More update woes for Samsung-made Windows Phone 7 handsets | Technology News Blog - Yahoo! News

More update woes for Samsung-made Windows Phone 7 handsets | Technology News Blog - Yahoo! News: "More update woes for Samsung-made Windows Phone 7 handsets"

Despite Microsoft's assurances that it had "fixed" a buggy Windows Phone 7 patch that bricked a "small number" of Samsung phones, some users are still complaining that they can't update their handsets.

Dozens of annoyed Samsung Omnia 7 owners are lighting up Microsoft's "Answers" support site with tales of failed updates and a new error code: 800705B4.

"Did the install and finished with Error Code 800705B4 and no update," wrote one user. "Followed the web help. No help. 2nd fail at update. Anyone have any ideas?"

Windows Phone support staffers suggested that Samsung handset owners try deleting files off their phones to clear out more storage space—or, failing that, remove the batteries from the devices, put them back in, and restart.

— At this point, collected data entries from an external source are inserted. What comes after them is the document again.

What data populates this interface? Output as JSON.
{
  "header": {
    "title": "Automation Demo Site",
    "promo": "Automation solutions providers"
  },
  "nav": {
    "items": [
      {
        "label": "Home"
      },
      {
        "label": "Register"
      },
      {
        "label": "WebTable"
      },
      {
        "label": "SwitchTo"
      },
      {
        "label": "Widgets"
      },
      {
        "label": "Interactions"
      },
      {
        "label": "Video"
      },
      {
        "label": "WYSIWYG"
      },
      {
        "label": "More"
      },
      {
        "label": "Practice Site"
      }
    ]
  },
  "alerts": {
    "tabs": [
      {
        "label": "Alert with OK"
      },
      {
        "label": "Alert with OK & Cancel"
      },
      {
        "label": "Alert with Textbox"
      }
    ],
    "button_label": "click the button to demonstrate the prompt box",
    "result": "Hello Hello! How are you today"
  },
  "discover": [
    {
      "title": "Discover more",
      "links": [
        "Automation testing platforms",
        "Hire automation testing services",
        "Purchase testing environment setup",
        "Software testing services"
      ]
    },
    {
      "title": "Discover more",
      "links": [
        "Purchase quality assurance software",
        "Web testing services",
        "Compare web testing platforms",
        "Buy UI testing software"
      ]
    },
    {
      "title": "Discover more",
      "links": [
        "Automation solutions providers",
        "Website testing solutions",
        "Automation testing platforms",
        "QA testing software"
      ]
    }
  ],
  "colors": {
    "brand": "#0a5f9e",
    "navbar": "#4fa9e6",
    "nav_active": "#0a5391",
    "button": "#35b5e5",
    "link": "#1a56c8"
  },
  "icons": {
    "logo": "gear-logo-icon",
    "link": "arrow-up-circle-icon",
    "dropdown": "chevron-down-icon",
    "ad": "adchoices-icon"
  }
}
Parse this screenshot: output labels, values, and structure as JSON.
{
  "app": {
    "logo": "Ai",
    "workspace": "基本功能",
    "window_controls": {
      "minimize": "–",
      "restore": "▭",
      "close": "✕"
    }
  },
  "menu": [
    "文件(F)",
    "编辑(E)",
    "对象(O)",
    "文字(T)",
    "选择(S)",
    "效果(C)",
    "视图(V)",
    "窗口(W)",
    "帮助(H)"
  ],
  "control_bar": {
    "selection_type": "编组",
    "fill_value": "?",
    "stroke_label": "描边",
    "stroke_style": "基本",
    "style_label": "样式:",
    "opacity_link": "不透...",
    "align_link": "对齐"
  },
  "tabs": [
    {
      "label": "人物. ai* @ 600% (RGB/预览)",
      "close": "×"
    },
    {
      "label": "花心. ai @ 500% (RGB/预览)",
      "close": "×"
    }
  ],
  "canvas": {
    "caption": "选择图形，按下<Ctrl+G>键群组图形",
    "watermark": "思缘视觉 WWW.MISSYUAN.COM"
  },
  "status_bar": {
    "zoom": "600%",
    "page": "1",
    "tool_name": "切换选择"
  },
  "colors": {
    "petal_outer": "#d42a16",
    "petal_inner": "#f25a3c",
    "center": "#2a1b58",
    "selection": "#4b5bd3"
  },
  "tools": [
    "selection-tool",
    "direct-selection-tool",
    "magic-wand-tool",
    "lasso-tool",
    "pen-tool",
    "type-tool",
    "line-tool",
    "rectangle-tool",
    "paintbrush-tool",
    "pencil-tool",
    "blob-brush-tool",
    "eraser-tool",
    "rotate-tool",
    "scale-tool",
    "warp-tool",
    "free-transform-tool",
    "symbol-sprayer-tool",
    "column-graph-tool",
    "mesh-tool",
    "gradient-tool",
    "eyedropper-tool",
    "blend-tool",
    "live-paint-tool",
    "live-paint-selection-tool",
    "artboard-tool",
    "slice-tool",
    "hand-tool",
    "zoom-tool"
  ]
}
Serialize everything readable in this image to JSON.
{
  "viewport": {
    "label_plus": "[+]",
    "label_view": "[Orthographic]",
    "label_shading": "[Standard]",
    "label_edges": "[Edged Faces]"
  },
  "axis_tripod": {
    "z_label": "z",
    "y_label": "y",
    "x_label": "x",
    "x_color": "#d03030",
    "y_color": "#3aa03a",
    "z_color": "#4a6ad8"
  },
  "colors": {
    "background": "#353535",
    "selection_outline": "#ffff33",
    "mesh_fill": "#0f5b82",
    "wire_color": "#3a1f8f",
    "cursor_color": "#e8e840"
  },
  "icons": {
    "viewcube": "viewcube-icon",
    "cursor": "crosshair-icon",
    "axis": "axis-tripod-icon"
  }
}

But several Samsung users, understandably testy after nearly two weeks of dealing with the glitchy update, were growing impatient.

"Tried it and guessed what? It FAILED," wrote one annoyed user. "Now what?!"

To be fair, it's not clear how many Windows Phone users are still having trouble with the "cursed" patch (as WMPoweruser puts it), which was originally released last Monday. Microsoft later pulledthe Samsung version of the patch after getting hit with complains of stalled updates and bricked phones.

A Microsoft rep blogged last week that 9 out of 10 Windows Phone users had no trouble with the update. A few days later, he followed up with news that engineers had "pinpointed and fixed" the problem and had redeployed the patch.

I'm sure I wasn't alone in thinking that would be the end of it ... but apparently not. The good news, at least, is that the 800705B4 error doesn't seem to be resulting in any more bricked handsets.

In any case, a Microsoft rep tweeted on the official Windows Phone support Twitter feed that engineers are—again—"looking into" the latest update problems.

The patch in question is the very first for Windows Phone 7, Microsoft's top-to-bottom revamp of its long-in-the-tooth Windows Mobile platform.

The initial update was only intended to smooth the way for a pair of larger, upcoming updates—ironic, as some tech bloggers have already noted.